Londres - La cadena comercial británica de bajo costo Woolworths, una de las más tradicionales de Gran Bretaña, se presentó anoche en bancarrota como consecuencia de la crisis económica, y cerrará sus 830 locales en el país, poniendo en peligro los puestos de trabajo de unos 30.000 empleados.
La firma, que abrió su primer local en Inglaterra hace más de 100 años, contaba con deudas de 385 millones de libras (unos 591 millones de dólares) y sufrió debido a la crisis crediticia y la falta de préstamos bancarios.

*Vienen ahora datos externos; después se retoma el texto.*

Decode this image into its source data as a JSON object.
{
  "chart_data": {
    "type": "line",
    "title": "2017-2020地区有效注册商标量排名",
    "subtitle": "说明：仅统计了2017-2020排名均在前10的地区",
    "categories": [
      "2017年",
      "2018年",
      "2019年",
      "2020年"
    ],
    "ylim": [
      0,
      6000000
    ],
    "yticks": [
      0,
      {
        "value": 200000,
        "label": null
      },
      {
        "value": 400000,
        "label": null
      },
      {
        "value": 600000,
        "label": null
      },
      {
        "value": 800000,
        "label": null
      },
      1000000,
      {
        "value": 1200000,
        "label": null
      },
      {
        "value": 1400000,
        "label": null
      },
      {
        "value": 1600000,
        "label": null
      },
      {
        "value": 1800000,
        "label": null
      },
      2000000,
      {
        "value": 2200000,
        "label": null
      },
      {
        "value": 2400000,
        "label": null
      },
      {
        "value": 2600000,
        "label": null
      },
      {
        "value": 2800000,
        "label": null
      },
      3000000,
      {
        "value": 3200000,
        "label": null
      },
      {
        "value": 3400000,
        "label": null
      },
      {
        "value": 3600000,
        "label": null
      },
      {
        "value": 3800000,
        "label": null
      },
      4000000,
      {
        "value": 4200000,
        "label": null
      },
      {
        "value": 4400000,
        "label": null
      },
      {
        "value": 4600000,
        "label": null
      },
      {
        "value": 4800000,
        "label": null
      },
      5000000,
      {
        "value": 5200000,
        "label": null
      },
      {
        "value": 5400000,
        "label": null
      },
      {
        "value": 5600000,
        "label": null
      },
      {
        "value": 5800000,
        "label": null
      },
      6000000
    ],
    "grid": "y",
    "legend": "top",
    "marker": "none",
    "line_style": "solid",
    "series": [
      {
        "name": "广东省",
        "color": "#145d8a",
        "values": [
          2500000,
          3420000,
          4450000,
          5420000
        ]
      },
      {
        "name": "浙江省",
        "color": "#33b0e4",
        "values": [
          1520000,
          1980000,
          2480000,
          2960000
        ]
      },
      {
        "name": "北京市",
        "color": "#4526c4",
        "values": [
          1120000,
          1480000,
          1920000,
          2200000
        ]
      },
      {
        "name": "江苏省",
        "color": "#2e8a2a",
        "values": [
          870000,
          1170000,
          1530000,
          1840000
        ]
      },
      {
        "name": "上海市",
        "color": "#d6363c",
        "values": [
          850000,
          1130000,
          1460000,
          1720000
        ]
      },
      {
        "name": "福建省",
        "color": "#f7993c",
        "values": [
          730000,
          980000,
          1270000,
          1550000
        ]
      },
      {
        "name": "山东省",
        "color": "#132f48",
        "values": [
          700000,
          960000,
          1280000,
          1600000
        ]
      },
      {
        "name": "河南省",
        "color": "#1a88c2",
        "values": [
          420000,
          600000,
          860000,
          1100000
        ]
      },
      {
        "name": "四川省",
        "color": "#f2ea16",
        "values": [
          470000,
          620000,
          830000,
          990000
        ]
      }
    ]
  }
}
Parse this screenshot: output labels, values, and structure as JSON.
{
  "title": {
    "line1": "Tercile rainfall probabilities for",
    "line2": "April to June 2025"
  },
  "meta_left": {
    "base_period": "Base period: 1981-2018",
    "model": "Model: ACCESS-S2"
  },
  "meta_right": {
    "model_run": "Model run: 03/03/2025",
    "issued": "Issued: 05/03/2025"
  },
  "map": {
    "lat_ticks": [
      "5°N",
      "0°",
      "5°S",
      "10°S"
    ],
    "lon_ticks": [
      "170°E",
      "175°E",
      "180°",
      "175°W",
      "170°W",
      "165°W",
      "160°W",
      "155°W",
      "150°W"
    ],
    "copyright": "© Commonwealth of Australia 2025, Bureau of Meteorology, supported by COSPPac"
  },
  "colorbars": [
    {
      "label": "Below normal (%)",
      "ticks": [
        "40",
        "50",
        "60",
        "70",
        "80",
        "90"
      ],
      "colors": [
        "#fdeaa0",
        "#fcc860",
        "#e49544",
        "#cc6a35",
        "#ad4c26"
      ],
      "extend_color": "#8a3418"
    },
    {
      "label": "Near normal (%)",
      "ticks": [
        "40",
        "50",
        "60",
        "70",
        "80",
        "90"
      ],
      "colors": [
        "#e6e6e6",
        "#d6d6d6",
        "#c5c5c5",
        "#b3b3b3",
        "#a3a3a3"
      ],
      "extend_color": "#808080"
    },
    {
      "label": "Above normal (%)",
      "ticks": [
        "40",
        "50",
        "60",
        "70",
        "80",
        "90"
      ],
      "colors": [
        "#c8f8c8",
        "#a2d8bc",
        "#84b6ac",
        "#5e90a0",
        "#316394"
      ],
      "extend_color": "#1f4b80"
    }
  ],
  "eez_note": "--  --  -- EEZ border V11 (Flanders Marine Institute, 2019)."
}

Según se informó hoy, todos sus locales en Gran Bretaña cerrarán para después de Navidad.
Debido al gran número de empleados que podrían verse afectados, el gobierno británico trató de intervenir anoche hasta último minuto para evitar el colapso de la empresa, pero sin éxito.
En tanto, la actual crisis económica también afectó a la cadena comercial MFI de productos para cocina y muebles, que anoche se presentó en bancarrota. La compañía informó que cerrará unos 26 locales en el país y despedirá a 260 empleados.
Mientras, cientos de locales de ropa, librerías, calzado, como también de otros productos, decidieron anunciar masivas rebajas y saldos prenavideños para intentar atraer a los consumidores que se han mostrado hasta ahora reacios a gastar para el período festivo.